Rabu, 26 Februari 2020

Hukum Nikah Siri


Akhir akhir ini banyak diantara umat Islam yang dah berumahtangga mengalami masa puber kedua dan bingung terhadap apa yang dia alami. Tanggung jawab terhadap keluarga yang jadi kewajiban nya seakan sirna dengan adanya perasaan hati yang terpaut pada seseorang juga dicintainya.
Dalam hal tersebut kaum Pria biasanya bingung tuk mengambil sikap mengenai hal perasaan tersebut. Dan dalam agama Islam di syariat kan untuk berhati-hati dalam menyikapi masalah yang demikian.
Poligami adalah salah satu di antara syariat Islam. Poligami juga adalah syariat yang banyak juga ditentang di antara kaum muslimin. Yang katanya merugikan wanita, menurut mereka yang memegang kaedah emansipasi perempuan.
Namun poligami sendiri bukanlah seperti yang mereka pikirkan. Para ulama menilai hukum poligami dengan hukum yang berbeda-beda. 
Karena itu, saya coba buat semacam RANGKUMAN untuk menjelaskan bagaimana sih INTI dari poligami itu, khususnya SECARA LOGIKA.
BAGI PRIA:‎
1. Islam memperbolehkan poligami, tapi SYARATNYA SANGAT BERAT. Harus bisa adil. Jadi saudara-saudara sekalian, poligami BUKAN urusan gampang. Jika Anda poligami dan setelah itu Anda tak bisa berbuat adil, maka balasannya adalah NERAKA. MAU?
2. Jika Anda TAK SANGGUP berbuat adil terhadap istri-istri Anda, maka SATU SAJA CUKUP. Ya, satu saja cukup. Buat apa punya istri lebih dari satu, jika hanya bikin repot?
3. Poligami DIPERBOLEHKAN dalam Islam (dengan syarat yang berat, seperti dijelaskan pada nomor 1 di atas). Karena diperbolehkan, maka SEMUA UMAT ISLAM HARUS SETUJU. Sebab kalau tidak setuju, itu artinya Anda TIDAK SETUJU dengan ajaran agama Anda sendiri!
4. Sehubungan dengan nomor 3 di atas: SETUJU TIDAK SAMA DENGAN PENGEN. Saya setuju poligami karena saya percaya pada ajaran agama saya. Tapi itu bukan berarti saya pengen berpoligami. HARAP BEDAKAN!!!

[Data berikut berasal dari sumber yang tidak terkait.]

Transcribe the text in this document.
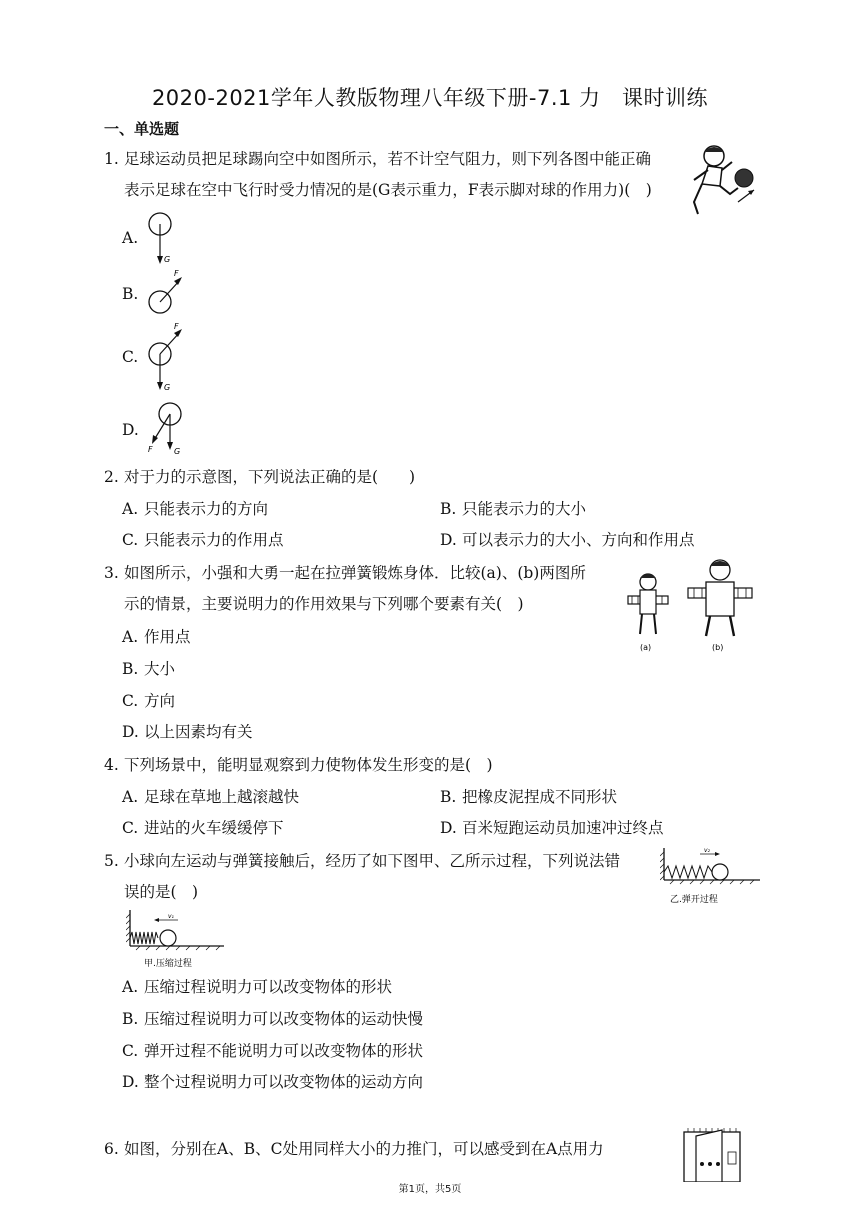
2020-2021学年人教版物理八年级下册-7.1 力　课时训练
一、单选题
1. 足球运动员把足球踢向空中如图所示，若不计空气阻力，则下列各图中能正确
表示足球在空中飞行时受力情况的是(G表示重力，F表示脚对球的作用力)(　)
A.
G
B.
F
C.
F
G
D.
F	G
2. 对于力的示意图，下列说法正确的是(　　)
A. 只能表示力的方向	B. 只能表示力的大小
C. 只能表示力的作用点	D. 可以表示力的大小、方向和作用点
3. 如图所示，小强和大勇一起在拉弹簧锻炼身体．比较(a)、(b)两图所
示的情景，主要说明力的作用效果与下列哪个要素有关(　)
(a)	(b)
A. 作用点
B. 大小
C. 方向
D. 以上因素均有关
4. 下列场景中，能明显观察到力使物体发生形变的是(　)
A. 足球在草地上越滚越快	B. 把橡皮泥捏成不同形状
C. 进站的火车缓缓停下	D. 百米短跑运动员加速冲过终点
5. 小球向左运动与弹簧接触后，经历了如下图甲、乙所示过程，下列说法错
误的是(　)
v₂
乙.弹开过程
v₁
甲.压缩过程
A. 压缩过程说明力可以改变物体的形状
B. 压缩过程说明力可以改变物体的运动快慢
C. 弹开过程不能说明力可以改变物体的形状
D. 整个过程说明力可以改变物体的运动方向
6. 如图，分别在A、B、C处用同样大小的力推门，可以感受到在A点用力
第1页，共5页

5. Banyak pria yang berpoligami dengan alasan menjalankan sunnah. Tapi lucunya, mereka mengabaikan sunnah-sunnah yang lain. Cuma mau yang enak-enak. KONYOL, BUKAN?
BAGI WANITA:‎
1. Dalam Islam, seorang suami memang TIDAK diharuskan minta izin kepada istri pertama jika dia hendak berpoligami. TAPI INGAT: Tujuan setiap pernikahan - termasuk pernikahan keluarga poligami - adalah menciptakan keluarga sakinah, mawaddah, warohmah (SAMARA).
Pertanyaan saya:
Jika suami Anda berpoligami, lantas Anda tidak suka, Anda sakit hati, kecewa, merasa dikhianati dan seterusnya, apakah keluarga SAMARA bisa terwujud dari keluarga poligami yang seperti itu? TENTU TIDAK! Dan saya yakin, Islam pun tidak menghendaki adanya poligami yang seperti ini.

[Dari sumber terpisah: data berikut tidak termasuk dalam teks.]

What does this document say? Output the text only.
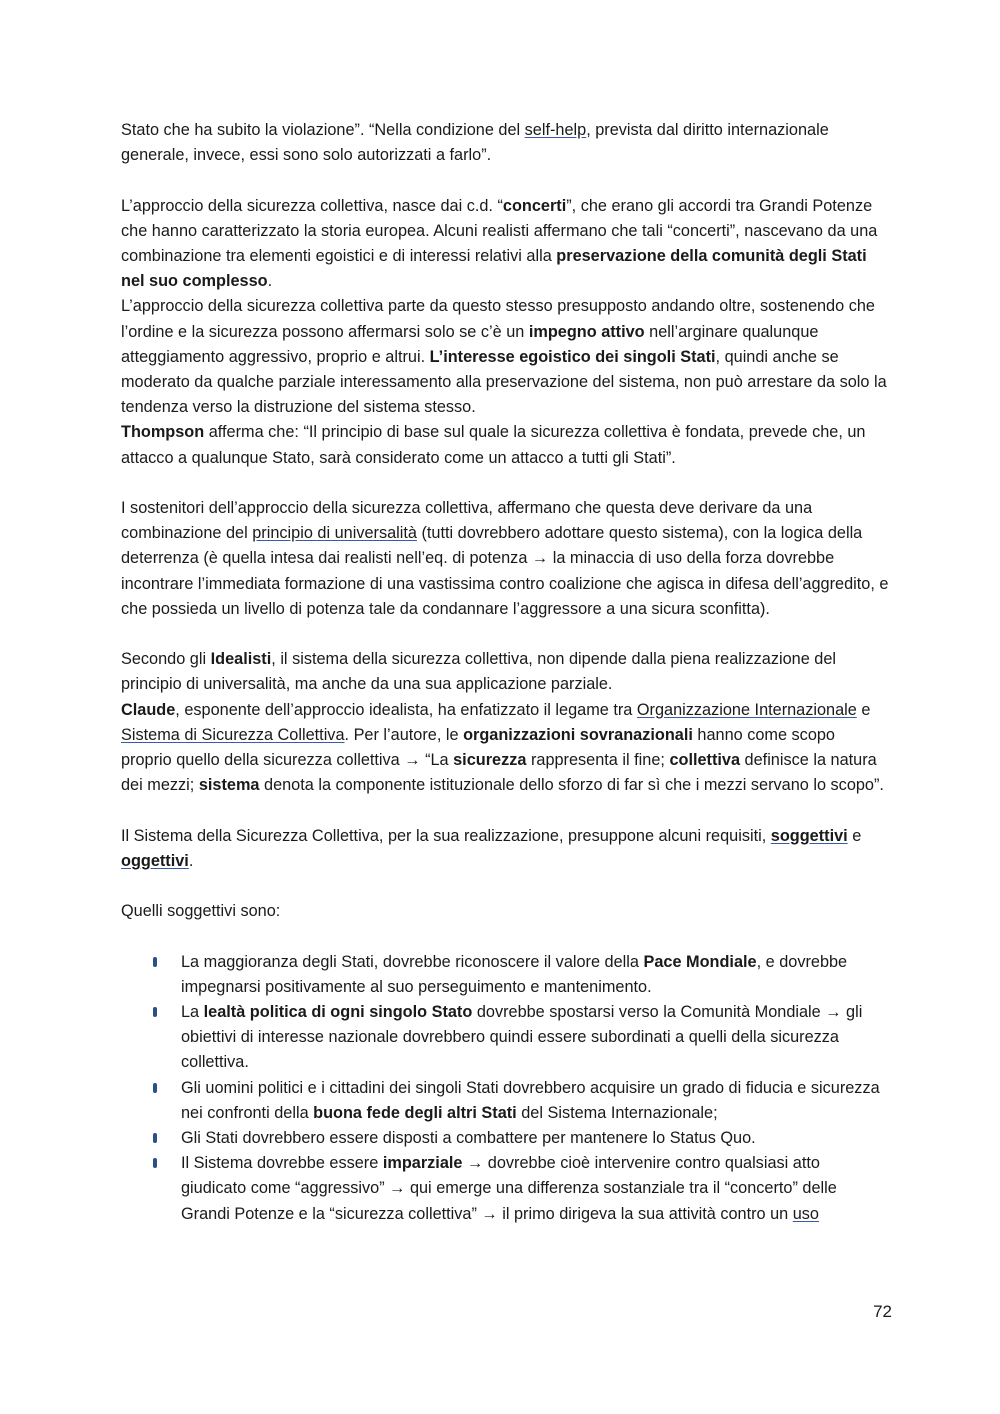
Stato che ha subito la violazione”. “Nella condizione del self-help, prevista dal diritto internazionale generale, invece, essi sono solo autorizzati a farlo”.

L’approccio della sicurezza collettiva, nasce dai c.d. “concerti”, che erano gli accordi tra Grandi Potenze che hanno caratterizzato la storia europea. Alcuni realisti affermano che tali “concerti”, nascevano da una combinazione tra elementi egoistici e di interessi relativi alla preservazione della comunità degli Stati nel suo complesso.

L’approccio della sicurezza collettiva parte da questo stesso presupposto andando oltre, sostenendo che l’ordine e la sicurezza possono affermarsi solo se c’è un impegno attivo nell’arginare qualunque atteggiamento aggressivo, proprio e altrui. L’interesse egoistico dei singoli Stati, quindi anche se moderato da qualche parziale interessamento alla preservazione del sistema, non può arrestare da solo la tendenza verso la distruzione del sistema stesso.

Thompson afferma che: “Il principio di base sul quale la sicurezza collettiva è fondata, prevede che, un attacco a qualunque Stato, sarà considerato come un attacco a tutti gli Stati”.

I sostenitori dell’approccio della sicurezza collettiva, affermano che questa deve derivare da una combinazione del principio di universalità (tutti dovrebbero adottare questo sistema), con la logica della deterrenza (è quella intesa dai realisti nell’eq. di potenza → la minaccia di uso della forza dovrebbe incontrare l’immediata formazione di una vastissima contro coalizione che agisca in difesa dell’aggredito, e che possieda un livello di potenza tale da condannare l’aggressore a una sicura sconfitta).

Secondo gli Idealisti, il sistema della sicurezza collettiva, non dipende dalla piena realizzazione del principio di universalità, ma anche da una sua applicazione parziale.

Claude, esponente dell’approccio idealista, ha enfatizzato il legame tra Organizzazione Internazionale e Sistema di Sicurezza Collettiva. Per l’autore, le organizzazioni sovranazionali hanno come scopo proprio quello della sicurezza collettiva → “La sicurezza rappresenta il fine; collettiva definisce la natura dei mezzi; sistema denota la componente istituzionale dello sforzo di far sì che i mezzi servano lo scopo”.

Il Sistema della Sicurezza Collettiva, per la sua realizzazione, presuppone alcuni requisiti, soggettivi e oggettivi.

Quelli soggettivi sono:

La maggioranza degli Stati, dovrebbe riconoscere il valore della Pace Mondiale, e dovrebbe impegnarsi positivamente al suo perseguimento e mantenimento.
La lealtà politica di ogni singolo Stato dovrebbe spostarsi verso la Comunità Mondiale → gli obiettivi di interesse nazionale dovrebbero quindi essere subordinati a quelli della sicurezza collettiva.
Gli uomini politici e i cittadini dei singoli Stati dovrebbero acquisire un grado di fiducia e sicurezza nei confronti della buona fede degli altri Stati del Sistema Internazionale;
Gli Stati dovrebbero essere disposti a combattere per mantenere lo Status Quo.
Il Sistema dovrebbe essere imparziale → dovrebbe cioè intervenire contro qualsiasi atto giudicato come “aggressivo” → qui emerge una differenza sostanziale tra il “concerto” delle Grandi Potenze e la “sicurezza collettiva” → il primo dirigeva la sua attività contro un uso
72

2. Jika Anda tidak suka dan tidak rela suami Anda berpoligami, ITU TIDAK MASALAH. Banyak istri yang di dalam hati kecilnya seperti merasa bersalah, merasa tertekan, merasa berdosa, MERASA MELAWAN AJARAN AGAMA, jika mereka tidak setuju suaminya berpoligami. Padahal "tidak setuju suami berpoligami" adalah hak setiap istri.
3. Walau tidak setuju suami Anda berpoligami, seharusnya Anda tetap harus percaya dan setuju bahwa Islam memperbolehkan poligami. Yang namanya ajaran agama, tentu kita harus setuju 100%, bukan?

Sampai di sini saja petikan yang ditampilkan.